Padilla sponsored the legislation that created the Early Childhood Education and Care Department in 2019, with an eye to support for healthy development of children, and helping parents understand human development so they can nurture their children’s growth. His priorities are far from pipe dreams or theories of how to be successful. Instead, they originate in his own rough childhood experiences, what he has seen in others as he has matured, and how he has raised his twin sons.
“I grew up in foster care,” the Senator stated. “That’s part of why I focus on reform of the Children Youth and Families Department,” ensuring that the department entrusted to monitor the well-being of children in the state’s care does its difficult job. He is especially focused on youth aging out of the system of state care at 18 to age 21, emphasizing that they need housing, employment, higher education, health care, and transportation.
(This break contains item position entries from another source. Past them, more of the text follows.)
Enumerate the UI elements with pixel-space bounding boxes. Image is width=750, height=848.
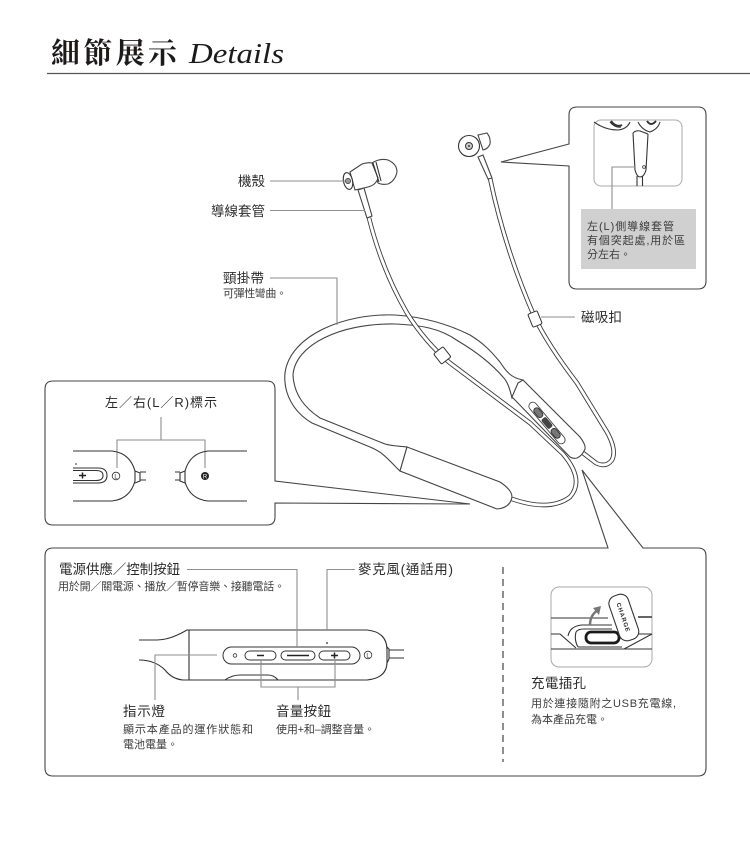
charging port label: 用於連接隨附之USB充電線, [531,696,676,710]
neckband [285,315,523,471]
inset: charging port [551,587,652,667]
note box: L side tube bump: 分左右。 [587,247,631,261]
inset: charging port: CHARGE [615,602,630,633]
neckband earphones illustration [285,133,614,509]
title: 細節展示 [51,37,179,70]
power control label: 電源供應／控制按鈕 [59,561,180,577]
left earbud cable [369,218,576,505]
power control label: 用於開／關電源、播放／暫停音樂、接聽電話。 [58,579,285,593]
leader lines: main illustration [270,181,575,325]
label: housing: 機殼 [238,174,266,189]
right earbud [458,133,492,179]
indicator label: 電池電量。 [123,738,178,751]
charging port label [531,676,676,726]
note box: L side tube bump [581,209,696,269]
control pod [139,630,404,680]
dashed divider [502,567,504,762]
control pod with buttons [512,380,585,458]
leader lines: controls [155,570,355,700]
panel: controls and charging [45,470,706,776]
panel: left cable tube detail [501,107,706,289]
left pod end: L [114,474,118,480]
control pod: L [366,654,370,660]
volume label: 使用+和–調整音量。 [276,722,375,736]
panel: left right markings [45,381,470,525]
volume label [276,703,375,736]
indicator label [123,704,253,751]
left pod end [73,451,146,501]
left earbud [342,159,397,218]
title [47,37,750,74]
indicator label: 顯示本產品的運作狀態和 [123,722,253,736]
microphone label: 麥克風(通話用) [358,561,453,577]
indicator label: 指示燈 [123,704,166,719]
inset: left tube close-up [594,120,682,209]
magnetic clip left [434,347,451,364]
right pod end [175,451,247,501]
label: neckband: 可彈性彎曲。 [223,286,287,300]
charging port label: 充電插孔 [531,676,586,691]
label: neckband [223,271,287,300]
note box: L side tube bump: 左(L)側導線套管 [587,219,674,233]
label: magnetic clasp: 磁吸扣 [581,310,622,325]
title: Details [188,38,284,70]
label: neckband: 頸掛帶 [223,271,264,286]
charging port label: 為本產品充電。 [531,712,608,726]
right earbud cable [490,178,614,465]
label: cable tube: 導線套管 [211,203,265,219]
right pod end: R [203,474,208,480]
heading: left right markings: 左／右(L／R)標示 [105,395,217,410]
power control label [58,561,285,593]
note box: L side tube bump: 有個突起處,用於區 [587,233,685,247]
magnetic clip right [528,311,542,327]
volume label: 音量按鈕 [276,703,331,719]
leader lines: markings [117,417,205,468]
battery pod [400,447,512,509]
They also need to understand financial credit before using it, and to understand legal and judicial systems before or instead of getting caught up in them. Even though youth may be seen as adult at ages 18-21, Sen. Padilla said, few 18-year-olds have the knowledge and experience to handle all adult tasks competently. Like any beginners, they may need help.
“I had a lot of help at that age,” Padilla said, crediting his sisters and a number of mentors who helped him gain life skills and build contacts and a social network that sustained him as he matured. “But some are not so lucky.”
The senator’s other major push is for economic development in his district and for the state—primarily job creation and technology support. Legislation he sponsored created the Office of Broadband Access and Expansion to serve not only the 28% of New Mexicans who have no broadband access but also the 72% with slow or unreliable broadband connections.
Sen. Padilla notes the effects of Hispanic culture in the state’s Democratic Party and mentions that 75% of Senate Democrats in New Mexico are Hispanic. “That speaks to our power,” he said. “We connect very well with people.”
And that is important: “It is critical that we do everything we can now to turn out voters,” he said. “It’s the most critical time.”
“We Democrats are the people who campaign door to door. We’re the ones who speak the language of the people—literally. We are the ones who make a strong connection with people. We care,” he said, contrasting the links between Democrats and the Hispanic community with the GOP, which lately issued press on its so-called community center in the South Valley.
The South Valley Hispanic Democrat seems not especially worried about whether GOP organizing is a threat to Democratic recruiting or Democratic voting, concluding of his Democratic legislative colleagues, “We know the community, because we are the community.”